In the third phase, key changes would be made to the tipping building to better control noise and litter from the commercial recycling and trash areas. The price tag is estimated to be $1.22 million, and the job could be complete by the fall of 2021.

The total price estimates include contingencies and would be bonded over 20 years. Temple said the tax impact for a single-family home valued at $600,000 would be $30.48 in the first year and less in the years that follow.

“If we were in different times, I might say, let’s do the whole thing,” Selectman Dean Nicastro said. But with the COVID-19 pandemic causing fiscal uncertainty, it might be wiser to take on only the first phase for now, he said.

As capital projects go, “my appetite for this one has waned” because of the virus, board member Jeffrey Dykens said. “I think we’re really going to have to do a gut check and re-prioritize what we’re spending our money on.” He asked whether it might be possible to take on the first phase of the project in multiple parts, and Temple said doing so might be possible but would be complicated.

Board member Cory Metters acknowledged that a delay might mean cost increases for the project. He said the parts of the renovation that improve worker safety and help meet OSHA requirements should be a priority.

“It’s a rough environment down there,” he said. While the whole project is worthwhile, “I can’t go all in at the moment,” Metters said.

Temple said that moving ahead with the project would serve as a vote of confidence in DPW staff at a difficult time.

“When everybody’s home, this place is still going to be running,” he said.

Dykens said his reluctance to support the project isn’t a reflection on the staff.

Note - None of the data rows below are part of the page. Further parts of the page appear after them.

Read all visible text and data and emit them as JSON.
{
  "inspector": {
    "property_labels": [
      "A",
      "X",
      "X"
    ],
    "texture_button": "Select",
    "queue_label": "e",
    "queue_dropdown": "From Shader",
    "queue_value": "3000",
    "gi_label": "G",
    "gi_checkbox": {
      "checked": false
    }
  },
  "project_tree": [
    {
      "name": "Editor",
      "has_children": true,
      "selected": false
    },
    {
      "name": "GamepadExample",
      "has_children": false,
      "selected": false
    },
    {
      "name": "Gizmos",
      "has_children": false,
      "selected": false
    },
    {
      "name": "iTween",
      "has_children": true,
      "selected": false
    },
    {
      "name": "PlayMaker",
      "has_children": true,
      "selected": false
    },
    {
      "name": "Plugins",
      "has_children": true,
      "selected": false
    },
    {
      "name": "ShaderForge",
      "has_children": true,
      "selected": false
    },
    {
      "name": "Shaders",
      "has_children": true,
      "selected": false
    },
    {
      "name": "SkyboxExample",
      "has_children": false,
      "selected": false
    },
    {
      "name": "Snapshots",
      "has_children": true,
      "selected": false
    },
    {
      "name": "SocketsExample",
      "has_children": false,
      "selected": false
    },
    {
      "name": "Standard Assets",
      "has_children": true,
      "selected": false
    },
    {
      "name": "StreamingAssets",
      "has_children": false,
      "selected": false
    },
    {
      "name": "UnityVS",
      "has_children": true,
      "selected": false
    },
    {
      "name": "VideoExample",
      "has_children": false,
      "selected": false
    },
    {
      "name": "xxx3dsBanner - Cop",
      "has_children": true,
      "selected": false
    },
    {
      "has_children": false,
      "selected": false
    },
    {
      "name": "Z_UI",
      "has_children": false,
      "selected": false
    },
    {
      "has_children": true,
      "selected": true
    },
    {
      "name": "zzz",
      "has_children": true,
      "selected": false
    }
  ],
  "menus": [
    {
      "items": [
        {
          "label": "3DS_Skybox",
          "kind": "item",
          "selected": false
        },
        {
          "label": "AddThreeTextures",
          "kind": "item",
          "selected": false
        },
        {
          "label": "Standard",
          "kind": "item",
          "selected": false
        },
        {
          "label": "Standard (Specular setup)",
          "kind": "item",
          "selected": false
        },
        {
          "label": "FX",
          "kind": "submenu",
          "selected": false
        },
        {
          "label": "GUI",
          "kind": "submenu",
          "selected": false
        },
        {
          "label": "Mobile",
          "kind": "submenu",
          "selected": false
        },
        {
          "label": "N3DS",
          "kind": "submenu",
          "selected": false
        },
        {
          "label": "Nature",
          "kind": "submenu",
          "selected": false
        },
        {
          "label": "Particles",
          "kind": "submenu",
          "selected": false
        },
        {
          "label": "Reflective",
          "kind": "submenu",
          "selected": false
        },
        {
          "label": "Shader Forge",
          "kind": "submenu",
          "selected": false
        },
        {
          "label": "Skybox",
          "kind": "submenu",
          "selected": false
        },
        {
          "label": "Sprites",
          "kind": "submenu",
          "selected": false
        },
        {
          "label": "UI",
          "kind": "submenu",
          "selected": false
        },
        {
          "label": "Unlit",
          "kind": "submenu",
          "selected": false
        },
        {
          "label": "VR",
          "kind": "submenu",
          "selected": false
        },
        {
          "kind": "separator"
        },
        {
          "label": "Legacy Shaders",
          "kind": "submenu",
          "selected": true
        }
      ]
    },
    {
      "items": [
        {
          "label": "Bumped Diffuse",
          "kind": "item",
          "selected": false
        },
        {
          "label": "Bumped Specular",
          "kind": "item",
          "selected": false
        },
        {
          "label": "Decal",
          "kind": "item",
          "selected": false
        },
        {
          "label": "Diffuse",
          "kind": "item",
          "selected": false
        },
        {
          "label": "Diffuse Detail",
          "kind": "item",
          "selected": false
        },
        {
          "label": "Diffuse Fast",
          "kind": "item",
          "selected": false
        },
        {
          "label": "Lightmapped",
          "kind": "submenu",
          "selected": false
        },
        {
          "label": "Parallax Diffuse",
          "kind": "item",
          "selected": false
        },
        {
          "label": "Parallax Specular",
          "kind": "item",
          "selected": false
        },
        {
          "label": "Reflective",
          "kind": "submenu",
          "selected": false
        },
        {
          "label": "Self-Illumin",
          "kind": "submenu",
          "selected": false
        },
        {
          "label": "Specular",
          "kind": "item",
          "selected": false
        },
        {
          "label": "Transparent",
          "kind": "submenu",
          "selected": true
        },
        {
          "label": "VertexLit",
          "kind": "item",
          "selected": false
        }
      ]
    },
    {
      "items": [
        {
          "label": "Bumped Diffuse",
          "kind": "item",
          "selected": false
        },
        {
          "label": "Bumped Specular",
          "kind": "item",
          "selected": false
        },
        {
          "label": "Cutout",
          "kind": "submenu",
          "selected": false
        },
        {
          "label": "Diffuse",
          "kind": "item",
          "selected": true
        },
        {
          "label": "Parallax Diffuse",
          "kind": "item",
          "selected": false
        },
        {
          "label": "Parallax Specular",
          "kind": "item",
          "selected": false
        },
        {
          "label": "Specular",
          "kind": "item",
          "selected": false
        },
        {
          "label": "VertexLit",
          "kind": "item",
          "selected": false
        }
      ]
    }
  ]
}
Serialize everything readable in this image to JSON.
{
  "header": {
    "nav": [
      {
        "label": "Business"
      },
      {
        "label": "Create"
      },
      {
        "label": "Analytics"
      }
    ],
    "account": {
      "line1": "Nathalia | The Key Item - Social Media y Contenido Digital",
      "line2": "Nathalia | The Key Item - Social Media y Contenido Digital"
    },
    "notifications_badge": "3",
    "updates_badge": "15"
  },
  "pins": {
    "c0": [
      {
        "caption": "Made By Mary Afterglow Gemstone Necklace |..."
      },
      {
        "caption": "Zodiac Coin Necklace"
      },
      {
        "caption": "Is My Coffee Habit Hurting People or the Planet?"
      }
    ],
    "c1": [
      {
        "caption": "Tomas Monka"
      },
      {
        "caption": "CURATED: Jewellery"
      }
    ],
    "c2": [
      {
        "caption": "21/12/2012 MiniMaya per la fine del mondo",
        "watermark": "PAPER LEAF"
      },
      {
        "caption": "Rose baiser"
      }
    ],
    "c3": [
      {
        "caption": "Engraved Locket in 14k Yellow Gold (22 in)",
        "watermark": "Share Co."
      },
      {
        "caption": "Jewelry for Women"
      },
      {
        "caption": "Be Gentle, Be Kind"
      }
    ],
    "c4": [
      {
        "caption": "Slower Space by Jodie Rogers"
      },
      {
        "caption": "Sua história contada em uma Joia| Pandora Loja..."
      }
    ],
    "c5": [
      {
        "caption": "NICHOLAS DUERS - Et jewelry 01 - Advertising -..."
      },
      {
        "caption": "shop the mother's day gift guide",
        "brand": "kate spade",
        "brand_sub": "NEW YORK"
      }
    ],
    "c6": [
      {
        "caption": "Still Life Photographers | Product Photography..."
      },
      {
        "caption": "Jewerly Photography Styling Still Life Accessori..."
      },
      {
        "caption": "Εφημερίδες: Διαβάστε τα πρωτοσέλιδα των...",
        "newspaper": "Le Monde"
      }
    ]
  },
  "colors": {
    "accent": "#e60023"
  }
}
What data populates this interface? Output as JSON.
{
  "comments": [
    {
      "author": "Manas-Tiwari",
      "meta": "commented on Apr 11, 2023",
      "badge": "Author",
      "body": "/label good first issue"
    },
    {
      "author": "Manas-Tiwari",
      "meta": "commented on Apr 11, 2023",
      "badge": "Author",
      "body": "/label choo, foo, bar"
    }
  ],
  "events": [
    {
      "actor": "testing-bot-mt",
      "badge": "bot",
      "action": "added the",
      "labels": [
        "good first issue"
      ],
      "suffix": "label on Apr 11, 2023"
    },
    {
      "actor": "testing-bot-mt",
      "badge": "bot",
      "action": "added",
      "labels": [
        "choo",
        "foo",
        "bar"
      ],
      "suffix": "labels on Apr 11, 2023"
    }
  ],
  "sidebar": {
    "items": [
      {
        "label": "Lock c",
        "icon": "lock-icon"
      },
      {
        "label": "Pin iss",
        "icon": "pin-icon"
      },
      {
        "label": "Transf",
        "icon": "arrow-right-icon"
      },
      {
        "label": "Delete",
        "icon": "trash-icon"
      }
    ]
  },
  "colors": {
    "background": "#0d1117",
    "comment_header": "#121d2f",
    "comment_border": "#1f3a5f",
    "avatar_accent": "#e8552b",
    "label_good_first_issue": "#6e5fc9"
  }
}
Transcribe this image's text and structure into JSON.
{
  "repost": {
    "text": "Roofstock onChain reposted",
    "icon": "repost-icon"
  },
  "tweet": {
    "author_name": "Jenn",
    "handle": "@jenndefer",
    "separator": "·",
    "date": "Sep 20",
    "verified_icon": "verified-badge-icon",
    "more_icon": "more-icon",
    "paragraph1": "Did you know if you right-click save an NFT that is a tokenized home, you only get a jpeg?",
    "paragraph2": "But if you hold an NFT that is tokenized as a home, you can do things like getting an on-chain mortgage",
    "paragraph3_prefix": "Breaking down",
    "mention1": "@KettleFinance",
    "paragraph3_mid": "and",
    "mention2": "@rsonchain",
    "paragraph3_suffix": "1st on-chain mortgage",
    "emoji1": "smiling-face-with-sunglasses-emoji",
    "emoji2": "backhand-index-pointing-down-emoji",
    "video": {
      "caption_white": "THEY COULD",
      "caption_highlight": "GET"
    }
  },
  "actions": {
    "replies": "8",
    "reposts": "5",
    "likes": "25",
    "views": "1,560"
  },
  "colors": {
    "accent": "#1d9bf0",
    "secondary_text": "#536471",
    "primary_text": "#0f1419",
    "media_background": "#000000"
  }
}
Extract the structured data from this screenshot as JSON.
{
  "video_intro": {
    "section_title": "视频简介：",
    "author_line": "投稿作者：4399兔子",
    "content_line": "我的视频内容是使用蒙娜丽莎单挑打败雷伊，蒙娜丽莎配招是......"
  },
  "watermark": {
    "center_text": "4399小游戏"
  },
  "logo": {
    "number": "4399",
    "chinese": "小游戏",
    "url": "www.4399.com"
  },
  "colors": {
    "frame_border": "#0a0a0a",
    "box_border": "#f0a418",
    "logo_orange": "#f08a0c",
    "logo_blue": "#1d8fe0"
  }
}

“It’s just the timing is horrific,” he said.

Selectmen voted to include the first phase of the project on the annual town meeting warrant, but asked staff to scale down the work to focus on meeting OSHA requirements.

“I think that sends a signal to the employees that we are interested in their well-being,” but also shows taxpayers that the board is being fiscally prudent at a difficult time, Nicastro said.

The board voted unanimously to include the article without a dollar amount, and to place a debt exclusion request on the annual town election ballot, without a dollar amount.